Now, as to the villain of the piece: not since Shadea a’Ru have we seen a villain as cunning and cruel as Clizia Porse, a woman willing to sacrifice a great deal on the altar of her own ambition. However, Brooks does a great job of showing us that, beneath the ruthlessness, there is just a glimmer that she is something more than just a villain. She seems to have an idea that, if she is given control of the Druids, that she will be able to make the world a better one than the one she found. Of course, the lengths to which she is willing to go to do that–including acts of truly horrific violence–give the lie to whatever more noble ambitions she might have.

I have to admit that the best part of the novel for me was the appearance of Grianne Ohmsford at the Hadeshorn.

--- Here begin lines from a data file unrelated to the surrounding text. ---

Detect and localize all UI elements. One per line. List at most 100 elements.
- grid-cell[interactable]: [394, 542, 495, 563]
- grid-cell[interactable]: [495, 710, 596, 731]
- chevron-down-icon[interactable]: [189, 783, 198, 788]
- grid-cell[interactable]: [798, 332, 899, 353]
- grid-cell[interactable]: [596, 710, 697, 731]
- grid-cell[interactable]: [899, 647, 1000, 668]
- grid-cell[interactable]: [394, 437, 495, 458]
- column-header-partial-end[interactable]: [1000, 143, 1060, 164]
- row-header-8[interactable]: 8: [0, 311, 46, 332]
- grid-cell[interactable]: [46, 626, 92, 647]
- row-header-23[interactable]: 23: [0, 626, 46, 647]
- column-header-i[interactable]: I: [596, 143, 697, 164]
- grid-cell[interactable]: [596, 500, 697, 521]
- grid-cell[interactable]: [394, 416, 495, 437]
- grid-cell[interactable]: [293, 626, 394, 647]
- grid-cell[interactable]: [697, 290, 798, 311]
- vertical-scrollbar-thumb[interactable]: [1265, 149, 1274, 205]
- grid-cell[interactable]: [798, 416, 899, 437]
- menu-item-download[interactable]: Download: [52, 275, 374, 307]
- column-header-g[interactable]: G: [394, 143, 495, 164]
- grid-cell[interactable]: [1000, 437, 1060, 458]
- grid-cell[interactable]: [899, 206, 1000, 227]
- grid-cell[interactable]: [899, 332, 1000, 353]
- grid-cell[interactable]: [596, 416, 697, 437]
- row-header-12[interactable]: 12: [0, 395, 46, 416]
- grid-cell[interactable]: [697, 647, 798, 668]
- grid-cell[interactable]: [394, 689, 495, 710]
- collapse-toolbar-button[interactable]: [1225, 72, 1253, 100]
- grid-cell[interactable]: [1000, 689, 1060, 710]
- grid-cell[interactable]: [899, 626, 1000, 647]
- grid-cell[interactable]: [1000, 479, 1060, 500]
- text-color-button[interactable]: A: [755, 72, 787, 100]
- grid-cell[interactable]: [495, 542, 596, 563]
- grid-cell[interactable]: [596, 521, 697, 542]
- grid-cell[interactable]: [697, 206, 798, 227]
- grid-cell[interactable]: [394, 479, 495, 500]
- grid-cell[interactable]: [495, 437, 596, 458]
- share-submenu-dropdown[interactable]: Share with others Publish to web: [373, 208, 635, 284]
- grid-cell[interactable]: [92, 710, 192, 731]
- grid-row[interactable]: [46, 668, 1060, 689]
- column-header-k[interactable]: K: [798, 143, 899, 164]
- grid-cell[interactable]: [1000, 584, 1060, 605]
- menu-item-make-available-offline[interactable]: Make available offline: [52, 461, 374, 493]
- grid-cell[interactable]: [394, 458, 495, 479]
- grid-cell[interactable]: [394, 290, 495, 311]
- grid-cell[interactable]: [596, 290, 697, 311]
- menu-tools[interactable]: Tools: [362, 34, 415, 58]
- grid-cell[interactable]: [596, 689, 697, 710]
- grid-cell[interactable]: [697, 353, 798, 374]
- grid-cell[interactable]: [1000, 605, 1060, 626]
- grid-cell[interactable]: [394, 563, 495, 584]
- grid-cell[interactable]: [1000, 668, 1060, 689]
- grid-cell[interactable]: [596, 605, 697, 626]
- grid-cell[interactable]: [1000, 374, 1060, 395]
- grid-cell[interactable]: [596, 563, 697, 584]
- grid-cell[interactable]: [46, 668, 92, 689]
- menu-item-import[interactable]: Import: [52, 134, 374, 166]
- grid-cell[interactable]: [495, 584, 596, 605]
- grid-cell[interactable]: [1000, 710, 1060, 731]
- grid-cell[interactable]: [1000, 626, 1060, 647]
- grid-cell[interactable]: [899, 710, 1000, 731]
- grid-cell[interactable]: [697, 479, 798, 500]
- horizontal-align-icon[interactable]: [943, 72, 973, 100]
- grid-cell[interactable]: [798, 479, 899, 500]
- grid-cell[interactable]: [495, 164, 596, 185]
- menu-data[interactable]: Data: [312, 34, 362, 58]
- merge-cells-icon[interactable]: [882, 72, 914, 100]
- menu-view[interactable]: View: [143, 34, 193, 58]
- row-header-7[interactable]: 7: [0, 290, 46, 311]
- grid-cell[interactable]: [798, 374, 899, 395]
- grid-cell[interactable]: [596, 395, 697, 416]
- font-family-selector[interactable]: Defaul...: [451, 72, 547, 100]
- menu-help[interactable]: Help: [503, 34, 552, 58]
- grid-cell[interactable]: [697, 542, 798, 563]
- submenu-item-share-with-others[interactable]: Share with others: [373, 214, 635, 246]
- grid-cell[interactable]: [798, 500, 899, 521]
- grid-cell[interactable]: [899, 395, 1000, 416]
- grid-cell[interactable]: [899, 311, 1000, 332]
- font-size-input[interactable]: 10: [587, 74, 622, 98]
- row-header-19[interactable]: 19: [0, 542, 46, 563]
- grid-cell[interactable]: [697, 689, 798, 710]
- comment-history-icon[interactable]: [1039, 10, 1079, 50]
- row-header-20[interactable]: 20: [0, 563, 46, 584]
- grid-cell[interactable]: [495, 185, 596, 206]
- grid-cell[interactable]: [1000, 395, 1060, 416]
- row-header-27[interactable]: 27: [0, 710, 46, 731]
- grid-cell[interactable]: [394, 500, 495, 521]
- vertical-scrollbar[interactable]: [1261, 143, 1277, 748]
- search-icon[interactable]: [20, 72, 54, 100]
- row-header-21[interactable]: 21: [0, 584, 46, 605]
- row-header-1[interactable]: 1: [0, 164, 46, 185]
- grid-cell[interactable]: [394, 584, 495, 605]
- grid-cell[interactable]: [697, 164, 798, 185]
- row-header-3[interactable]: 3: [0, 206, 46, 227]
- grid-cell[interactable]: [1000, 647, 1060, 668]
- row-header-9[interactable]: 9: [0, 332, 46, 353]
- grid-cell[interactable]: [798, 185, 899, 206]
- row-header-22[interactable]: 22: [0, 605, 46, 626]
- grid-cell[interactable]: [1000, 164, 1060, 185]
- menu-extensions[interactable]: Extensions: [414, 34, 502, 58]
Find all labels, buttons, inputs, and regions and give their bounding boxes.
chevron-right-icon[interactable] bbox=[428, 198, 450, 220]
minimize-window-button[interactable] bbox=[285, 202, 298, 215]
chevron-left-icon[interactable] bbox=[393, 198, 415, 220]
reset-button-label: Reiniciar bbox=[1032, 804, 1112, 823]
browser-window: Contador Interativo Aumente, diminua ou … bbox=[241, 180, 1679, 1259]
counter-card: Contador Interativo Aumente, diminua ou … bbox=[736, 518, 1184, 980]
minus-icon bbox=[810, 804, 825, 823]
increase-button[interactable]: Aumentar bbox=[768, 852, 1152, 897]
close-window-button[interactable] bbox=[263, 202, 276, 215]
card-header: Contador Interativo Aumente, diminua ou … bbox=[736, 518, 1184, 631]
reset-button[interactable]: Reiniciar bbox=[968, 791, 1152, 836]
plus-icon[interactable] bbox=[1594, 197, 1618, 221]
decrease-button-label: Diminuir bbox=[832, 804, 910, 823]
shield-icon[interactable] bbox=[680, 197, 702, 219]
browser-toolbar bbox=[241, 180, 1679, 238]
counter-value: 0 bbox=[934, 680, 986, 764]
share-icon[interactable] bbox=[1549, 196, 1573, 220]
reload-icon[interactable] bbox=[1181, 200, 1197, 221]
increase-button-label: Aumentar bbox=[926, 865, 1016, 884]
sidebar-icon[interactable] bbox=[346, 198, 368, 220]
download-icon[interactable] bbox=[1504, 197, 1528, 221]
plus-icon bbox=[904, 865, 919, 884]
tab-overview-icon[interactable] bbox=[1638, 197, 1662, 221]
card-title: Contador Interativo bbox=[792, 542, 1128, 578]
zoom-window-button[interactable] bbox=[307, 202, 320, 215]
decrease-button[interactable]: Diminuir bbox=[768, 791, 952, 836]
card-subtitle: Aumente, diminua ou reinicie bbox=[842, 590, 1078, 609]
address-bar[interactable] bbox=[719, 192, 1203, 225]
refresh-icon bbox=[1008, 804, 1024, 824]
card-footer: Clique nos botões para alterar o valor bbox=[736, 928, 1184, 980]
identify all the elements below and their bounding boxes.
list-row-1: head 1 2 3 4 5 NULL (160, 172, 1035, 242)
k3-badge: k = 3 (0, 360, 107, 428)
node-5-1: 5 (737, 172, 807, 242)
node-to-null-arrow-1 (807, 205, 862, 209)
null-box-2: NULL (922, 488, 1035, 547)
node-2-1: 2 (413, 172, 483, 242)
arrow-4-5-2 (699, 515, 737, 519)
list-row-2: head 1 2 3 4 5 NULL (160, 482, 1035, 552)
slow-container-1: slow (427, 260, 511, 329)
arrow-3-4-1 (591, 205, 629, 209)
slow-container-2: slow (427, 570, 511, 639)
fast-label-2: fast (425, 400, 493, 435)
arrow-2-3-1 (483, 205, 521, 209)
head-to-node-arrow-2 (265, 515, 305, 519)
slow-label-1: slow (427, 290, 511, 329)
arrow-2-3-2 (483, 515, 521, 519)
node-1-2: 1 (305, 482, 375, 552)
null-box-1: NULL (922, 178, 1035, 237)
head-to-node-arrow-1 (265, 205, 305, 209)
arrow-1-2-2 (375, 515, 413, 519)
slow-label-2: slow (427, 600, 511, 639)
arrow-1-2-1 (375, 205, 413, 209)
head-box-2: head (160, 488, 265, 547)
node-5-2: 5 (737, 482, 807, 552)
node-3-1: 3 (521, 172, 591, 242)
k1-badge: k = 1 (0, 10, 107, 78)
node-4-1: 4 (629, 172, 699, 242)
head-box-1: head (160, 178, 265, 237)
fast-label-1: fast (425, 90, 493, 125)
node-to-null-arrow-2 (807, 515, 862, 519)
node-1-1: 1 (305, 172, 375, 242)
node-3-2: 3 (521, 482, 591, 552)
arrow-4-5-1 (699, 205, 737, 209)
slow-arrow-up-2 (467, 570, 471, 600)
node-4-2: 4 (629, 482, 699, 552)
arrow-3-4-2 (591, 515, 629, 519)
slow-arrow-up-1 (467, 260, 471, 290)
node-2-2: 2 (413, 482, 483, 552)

Canny readers will recall that she was banished to the Forbidding at the end of the Dark Heritage of Shannara trilogy. Now, it seems that she is angling to find a way back into the Four Lands from which was banished. This, I think, is an eminently good thing for, as many people pointed out at the time, having her banished to the Forbidding seemed an awfully anticlimactic way to resolve her evolution as a character. She’s always been one of Brooks’s most fascinating creations, and I very much look forward to seeing how this storyline wraps up. Considering that, at novel’s end, Drisker has been dispatched by Clizia into the Forbidding, it’s virtually guaranteed that we’ll get to see Grianne in the next book.

What really stood out to me as I read this book, however, was how Brooks has started to expand the range of issues that he is willing to tackle through his fiction. While all of his books have always had deep philosophical themes–particularly focused on the environment–in this new quartet of novels we’ve really seen him diving deep into the question of colonialism. Are the Skaar justified in their invasion, given that their own home has become increasingly uninhabitable as a result of climate change? If not, what should the residents do about it? There are, of course, no easy answers to these questions. As in the real world, so in our best fictions.

The genius of the novel lies in its ability to weave together this larger question with the larger issue of magic vs. science that has been a prime motivator for the plots of many of the previous entries in the Shannara series. Now, it might just be that it is only through a cooperation between these two seemingly opposing forces that the world as it has come to be understood can be saved. Whether it will be successful, or whether the people of the Four Lands and the Skaar will lead each other toward mutual oblivion is still very much up in the air. One thing is for certain, though: nothing about the world that we have come to know and love will ever be the same.

So, now we stand at the brink of the end of an era. While Brooks has said that he will continue writing Shannara books that are set in previous eras, “The Fall of Shannara” will mark the chronological end of the saga. I’m still not sure that I’m ready to say goodbye, but at the very least we can say that it’s been a great run, and we are all very lucky indeed to have had such a great story for so many years. Somehow, by some alchemy, Brooks has managed to do the impossible: to continue making a venerable series as new and interesting and vibrant as it has ever been. For that, Mr. Brooks deserves our gratitude.